Powell has been as popular with the Jewish community as he has with the general public. He wowed many Jews in 1991 when he addressed the AIPAC Policy Conference, starting off in Yiddish.
In that speech, he noted that the Gulf War destroyed the myth that the United States must choose between Israel and the Arabs. He lauded Israel's "heroic restraint" after withstanding the Scud missile attacks. He also said the friendship between our nations is "symbolized by the strategic cooperation between both countries. Cooperation that will grow."
He also talked about going to Israel and feeling so comfortable he could speak to his Israeli counterparts in "short-hand, the kind that develops among close and dear friends." He traced this relationship to the basis of the alliance's "democratic cooperation…a cooperation based on rules of law and democracy."
Powell concluded with the kind of passionate statement every friend of Israel hopes for from public officials: "We have stood with Israel throughout its history. We have demonstrated again and again that our roots are intertwined, as they are with all nations who share our beliefs in openness and democracy. So let there be no question that America will stand by Israel today. And, let there be no question that America will stand by Israel in the future. Peace in the Middle East, a peace we all yearn for, can only be secured if the U.S.-Israeli relationship remains strong and vibrant."
Those were his most extensive public remarks on the Middle East. As Joint Chiefs chairman, Powell had a role in the growth of strategic cooperation between the United States and Israel, but he was not a catalyst.
Little information is available about his involvement in Middle East issues during the early years of the Reagan Administration.

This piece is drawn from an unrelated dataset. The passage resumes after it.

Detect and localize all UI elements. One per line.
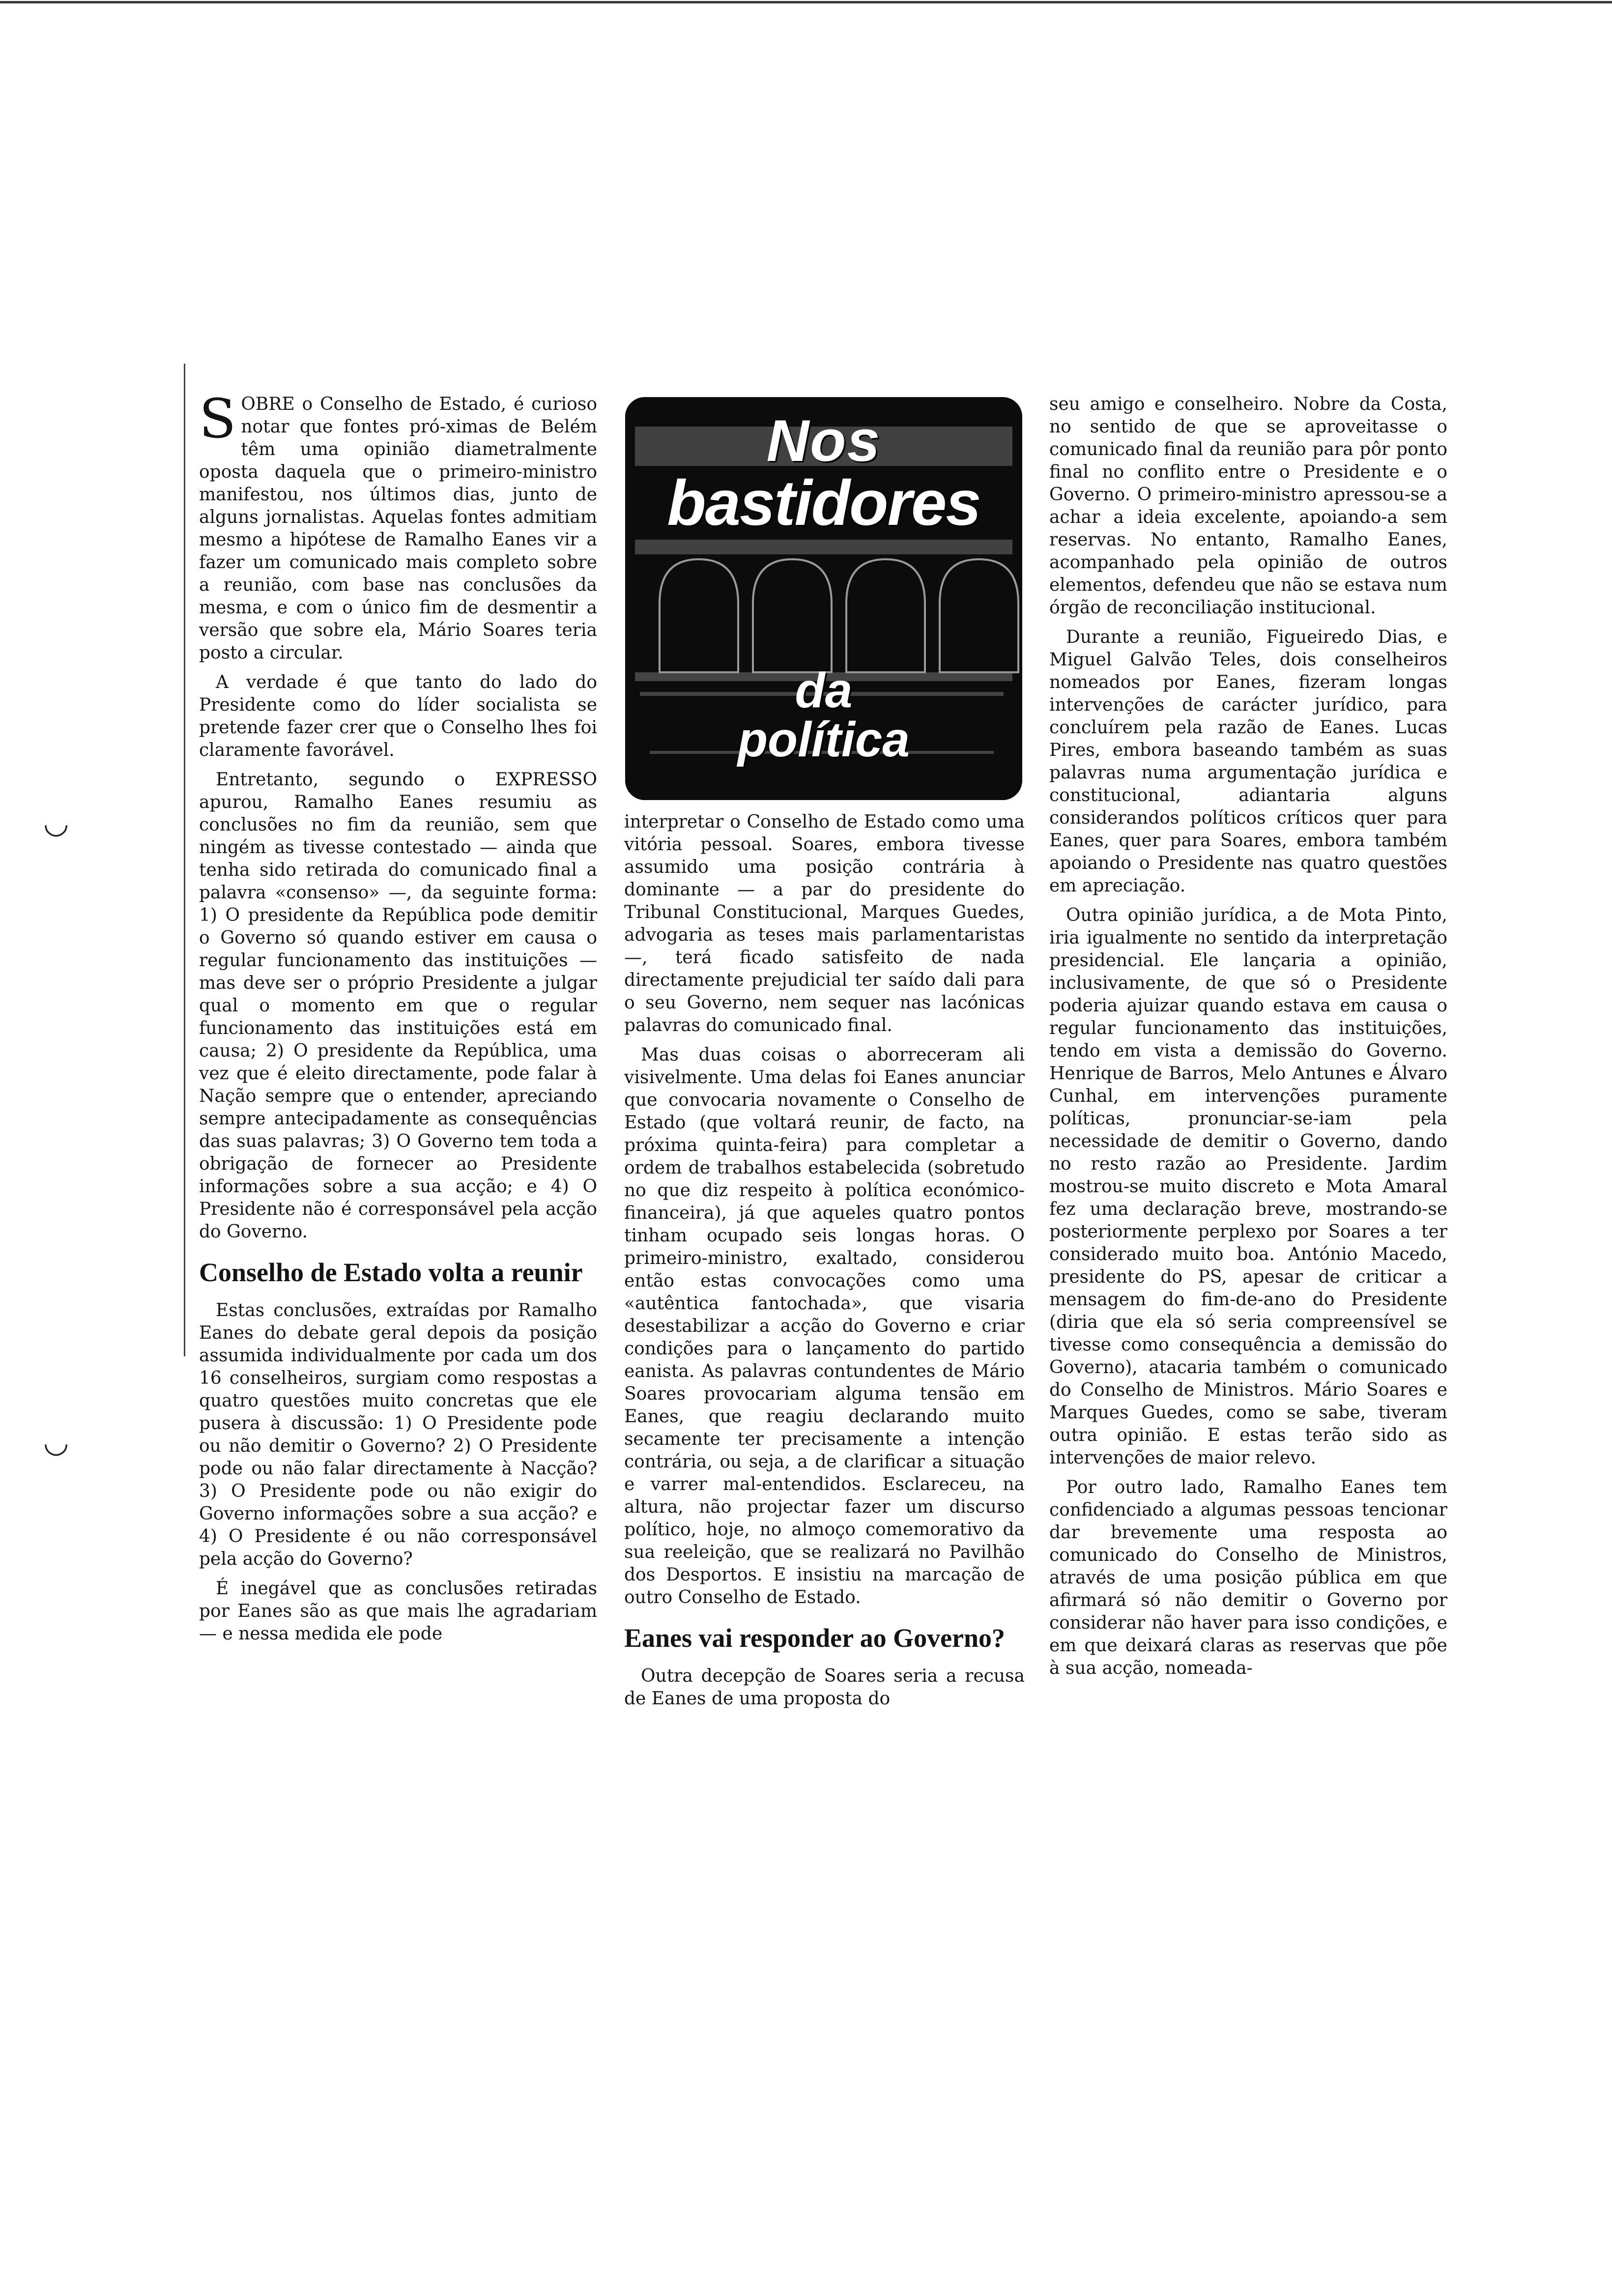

He had a tangential involvement in Iran-Contra, having arranged, at Caspar Weinberger's direction, for TOW missiles to be transferred to the CIA, which then forwarded them to Israel.
In his biography of Powell, Howard Means wrote of his time at the National Security Council: "As for the Middle East, neither Powell nor anyone else in the administration had a finely tuned antenna."
In their biography of Palestine Liberation Organization Chairman Yasser Arafat, Janet and John Wallach claim that Powell, as national security adviser in 1988, wrote a letter assuring Arafat that Reagan would honor a secret commitment to begin an official U.S. dialogue with the PLO.
The letter was written while the U.S. was publicly denying it had any contact with the PLO and, the authors say, the missive was a key element in persuading Arafat to recognize Israel and renounce terrorism.
The most frequent criticism of Powell relates to his reluctance to finish off Saddam Hussein's army. Powell favored containment of Saddam, strangling Iraq by a U.N.-backed economic blockade that stopped short of actual war.
After the war, Powell defended the decision not to continue on to Baghdad: "I have no reason to think that recommendation [to call for a cease-fire with Iraq] was incorrect. We had achieved our military mission. We had achieved the political objective we had been assigned, and it was time to stop the killing, and I have no second thoughts about that…"
Powell is only beginning to air his views on current issues, including the Mideast. Yet when he was at the Pentagon under Jimmy Carter, Powell was jokingly known as "the black Jew," according to a vice admiral who worked with him.
I'm not sure what that means. But I do know it's difficult to find much to dislike about Powell, and there's certainly no evidence that he would be anything other than a great friend of Israel.
My only hesitation comes from comparisons between Powell and the last general to reach the White House, Dwight Eisenhower. Despite liberating the concentration camps, Eisenhower turned out to be the most anti-Israel president ever. In that respect, at least, I hope Powell is no Ike.